‘He’s got 400 years left to serve’: Ivan Milat funeral standoff deepens as his brother calls for the serial killer’s body to be thrown back in JAIL – because he still has six life sentences to go
- Ivan Milat’s brother has a new suggestion of what should be done with his body
- That is, his body should be stuck at Long Bay so he can serve out life sentences
- Comes amid a deepening stand-off with Milat family and NSW government
- Backpacker killer’s dying wish was for Corrections to pay for his funeral
- Minister Anthony Roberts says ‘hell will freeze over’ before that happens
- But former prison governor says that’s just ‘political grandstanding’
Ivan Milat’s body should be thrown back in prison, his brother says, because the serial killer still has more than four hundred years left to serve of his sentence.
Bill Milat and the New South Wales prisons minister Anthony Roberts are locked in a tense stand-off over who will pay up for the backpacker murderer’s funeral.
Mr Roberts said ‘hell will freeze over’ before Corrections pays up, but a former prison governor says the minister’s remarks are simply ‘a bit of political grandstanding.’
And Mr Milat is adamant that he will stick to his guns and follow his 74-year-old brother’s dying wish that the family not pay a cent for the funeral.
‘I’m not going to pay for anything,’ he told Daily Mail Australia on Wednesday, before throwing out some farcical suggestions about what should happen next.
Ivan Milat was sentenced to seven consecutive life sentences for the murders of respective backpackers – and now his brother has jokingly suggested he be sent back to jail
Tense standoff: Bill Milat (left) is refusing to pay for his brother’s funeral as it was his dying wish, but prisons minister Anthony Roberts (right) says ‘hell will freeze over’ before they pay
Above is a look inside a cell in the Long Bay prison. Ivan spent most of his thirty years behind bars at the jail
Mr Milat told Daily Mail Australia he didn’t mind what happened to his brother -whether he is left on ice in the morgue indefinitely, and even suggested he be chucked back in jail.
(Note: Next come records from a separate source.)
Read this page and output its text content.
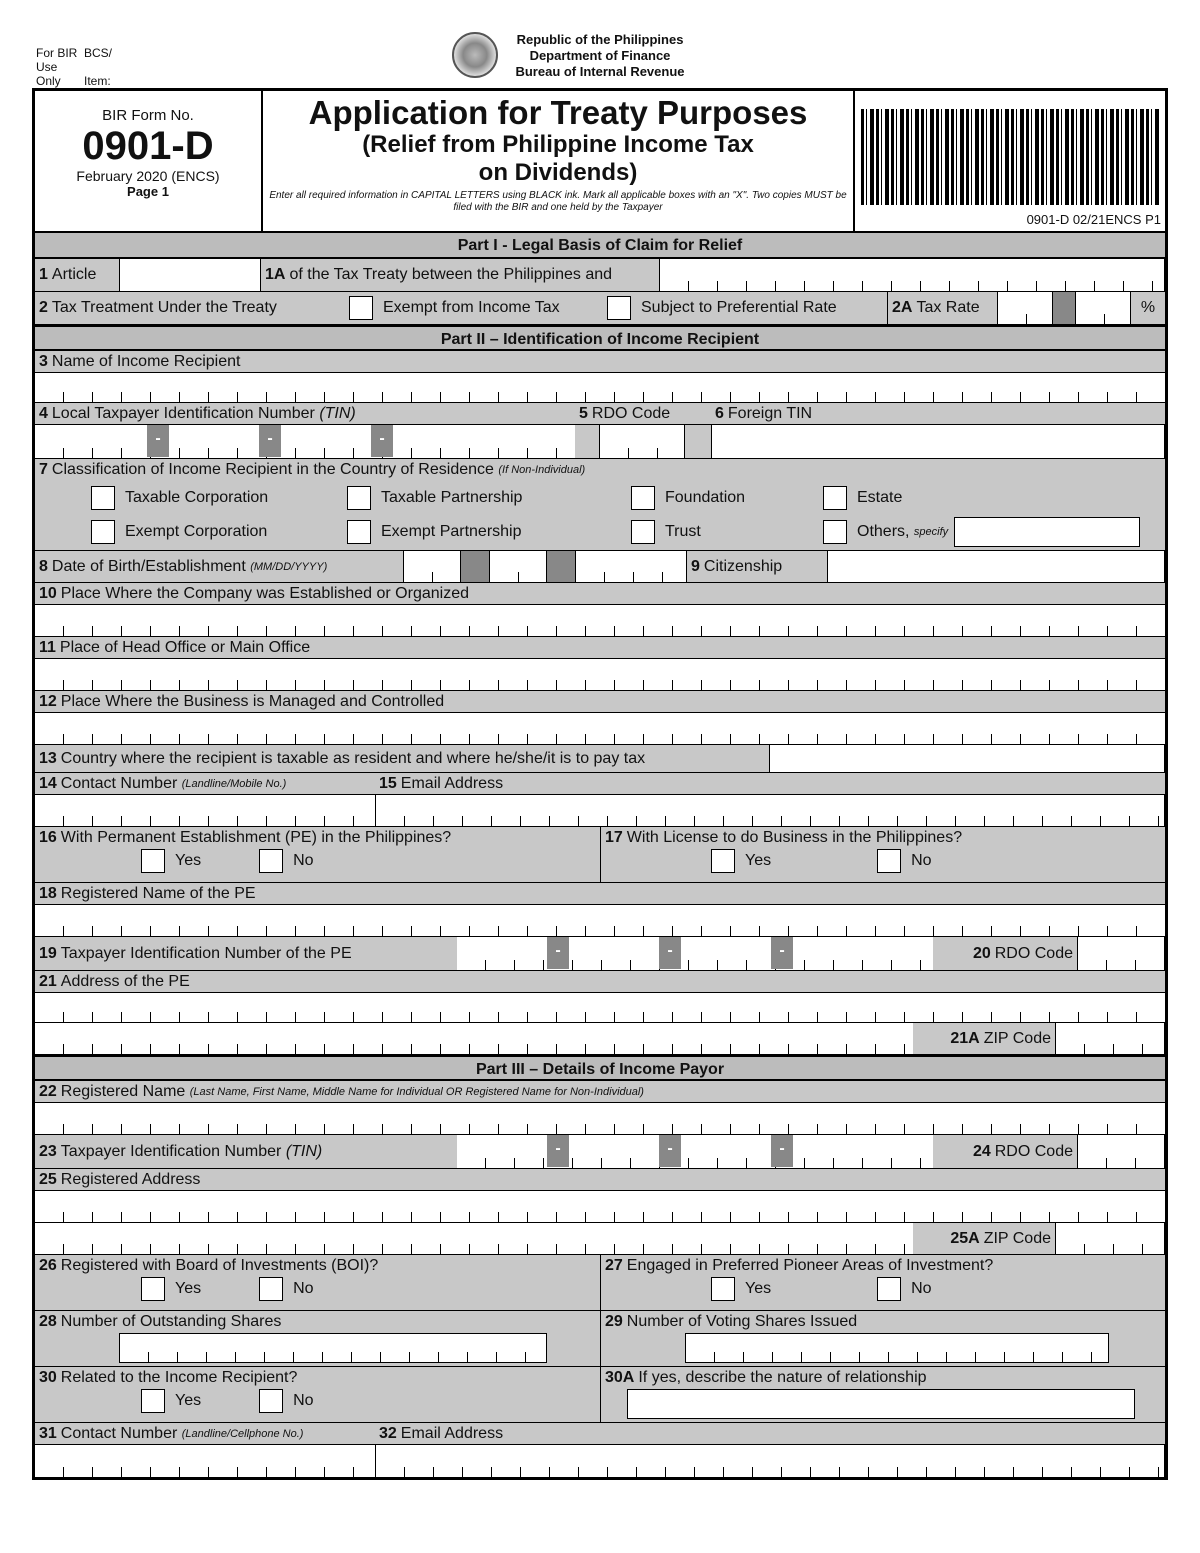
For BIR BCS/
Use Only Item:
Republic of the Philippines
Department of Finance
Bureau of Internal Revenue
BIR Form No.
0901-D
February 2020 (ENCS)
Page 1
Application for Treaty Purposes
(Relief from Philippine Income Tax
on Dividends)
Enter all required information in CAPITAL LETTERS using BLACK ink. Mark all applicable boxes with an "X". Two copies MUST be filed with the BIR and one held by the Taxpayer
0901-D 02/21ENCS P1
Part I - Legal Basis of Claim for Relief
1 Article	1A of the Tax Treaty between the Philippines and
2 Tax Treatment Under the Treaty	Exempt from Income Tax	Subject to Preferential Rate	2A Tax Rate	%
Part II – Identification of Income Recipient
3 Name of Income Recipient
4 Local Taxpayer Identification Number
(TIN)	5 RDO Code	6 Foreign TIN
-	-	-
7 Classification of Income Recipient in the Country of Residence
(If Non-Individual)
Taxable Corporation	Taxable Partnership	Foundation	Estate
Exempt Corporation	Exempt Partnership	Trust	Others,
specify
8 Date of Birth/Establishment
(MM/DD/YYYY)	9 Citizenship
10 Place Where the Company was Established or Organized
11 Place of Head Office or Main Office
12 Place Where the Business is Managed and Controlled
13 Country where the recipient is taxable as resident and where he/she/it is to pay tax
14 Contact Number
(Landline/Mobile No.)	15 Email Address
16 With Permanent Establishment (PE) in the Philippines?
Yes	No
17 With License to do Business in the Philippines?
Yes	No
18 Registered Name of the PE
19 Taxpayer Identification Number of the PE	-	-	-	20 RDO Code
21 Address of the PE
21A ZIP Code
Part III – Details of Income Payor
22 Registered Name
(Last Name, First Name, Middle Name for Individual OR Registered Name for Non-Individual)
23 Taxpayer Identification Number
(TIN)	-	-	-	24 RDO Code
25 Registered Address
25A ZIP Code
26 Registered with Board of Investments (BOI)?
Yes	No
27 Engaged in Preferred Pioneer Areas of Investment?
Yes	No
28 Number of Outstanding Shares	29 Number of Voting Shares Issued
30 Related to the Income Recipient?
Yes	No
30A If yes, describe the nature of relationship
31 Contact Number
(Landline/Cellphone No.)	32 Email Address
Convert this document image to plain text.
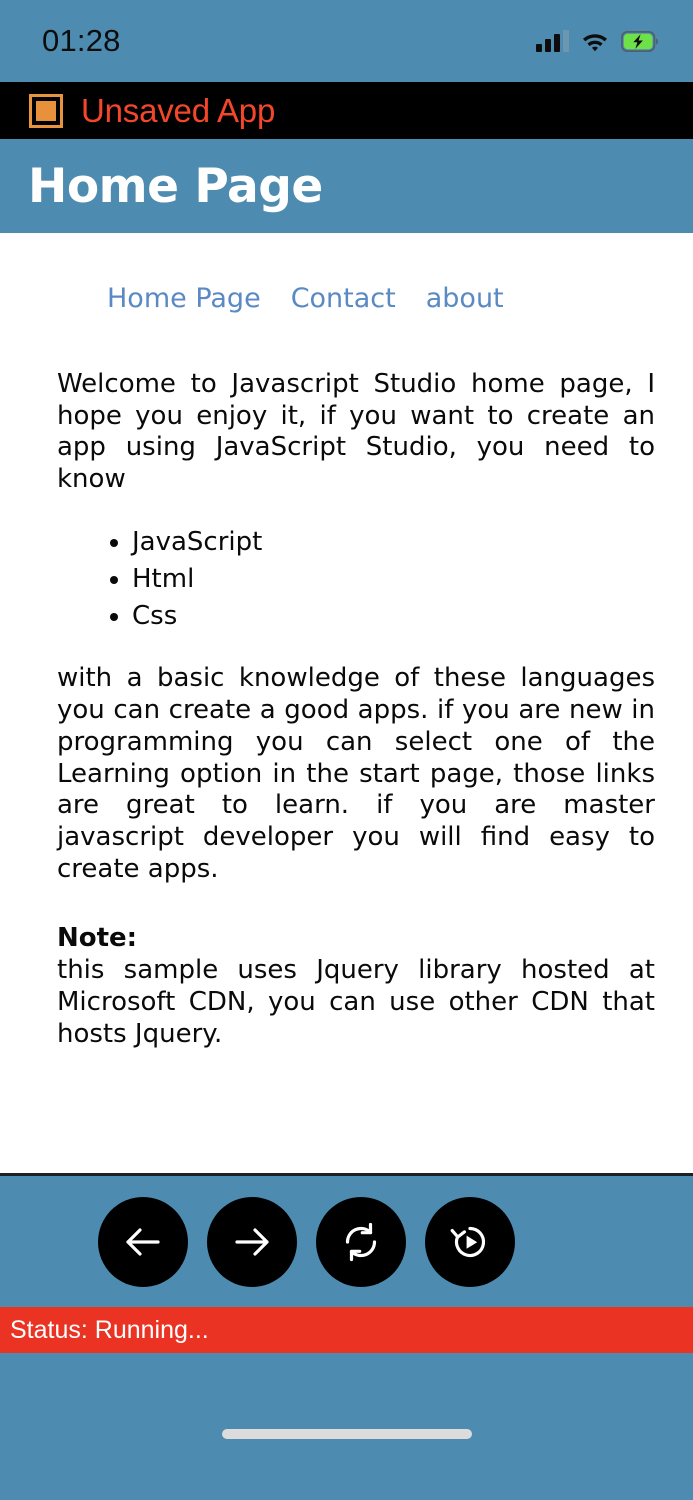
01:28
Unsaved App
Home Page
Home Page Contact about

Welcome to Javascript Studio home page, I hope you enjoy it, if you want to create an app using JavaScript Studio, you need to know

• JavaScript
• Html
• Css

with a basic knowledge of these languages you can create a good apps. if you are new in programming you can select one of the Learning option in the start page, those links are great to learn. if you are master javascript developer you will find easy to create apps.

Note:

this sample uses Jquery library hosted at Microsoft CDN, you can use other CDN that hosts Jquery.

Status: Running...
‘I don’t care where (he goes) – they can stick him back in Long Bay,’ he said.
‘He was given seven life sentences, he did one, so that means there’s six (sentences of) seventy-four years to go.
‘Which is what, four hundred and forty four years?’
He continued to throw out other suggestions as he insisted: ‘We’re not going to claim the body, we’re not going to do anything.
‘They can stick it down Macquarie Street, they can do whatever they please.’
But there was one exception – he ruled out scattering Milat’s ashes at the Belanglo state forest, as some punters have sarcastically suggested online, saying the family never wanted to offend Milat’s seven victims.
The family has explicitly ruled out scattering his ashes in the Belanglo state forest, despite troll suggestions online, and say his eventual grave will be unmarked
Bill Milat reads the final letter from his brother Ivan this week asking for ‘a pauper’s burial or whatever is suitable’
Mr Milat was handed a letter days before his death telling him ‘don’t pay for my funeral services or contribute in any way,’ and suggesting a pauper’s funeral.
‘That’s not what his last wishes were and it’s as simple as that,’ the stubborn sibling said.
In his statement earlier this week, Mr Roberts said: ‘Hell will freeze over before Corrections pays a cent for this man’s funeral.
‘Ivan Milat’s body will remain on ice until the family stumps up cash or the family can tell police where the bodies are buried.’
A Corrective Services spokeswoman said while the agency sometimes provides a funeral subsidy to families of inmates who died in custody, ‘that will definitely not be happening in this case.’
Former prison governor John Heffernan said if nobody steps forward, Corrective Services or the NSW government is going to end up burying Milat
Former jail governor John Heffernan, who worked in prisons for three decades, said: ‘If nobody steps forward, given the fact he died in custody, Corrective Services has to step up to the mark and they’ve got to bury him.’
Mr Heffernan said one way or the other the government would probably have to pay for it.
‘I couldn’t give a stuff if they took him out to sea and threw him overboard. Most people probably think that way.
‘We can’t do that – we’re supposed to be a humane society’.
NSW Health, which currently has his body on ice, was approached for comment.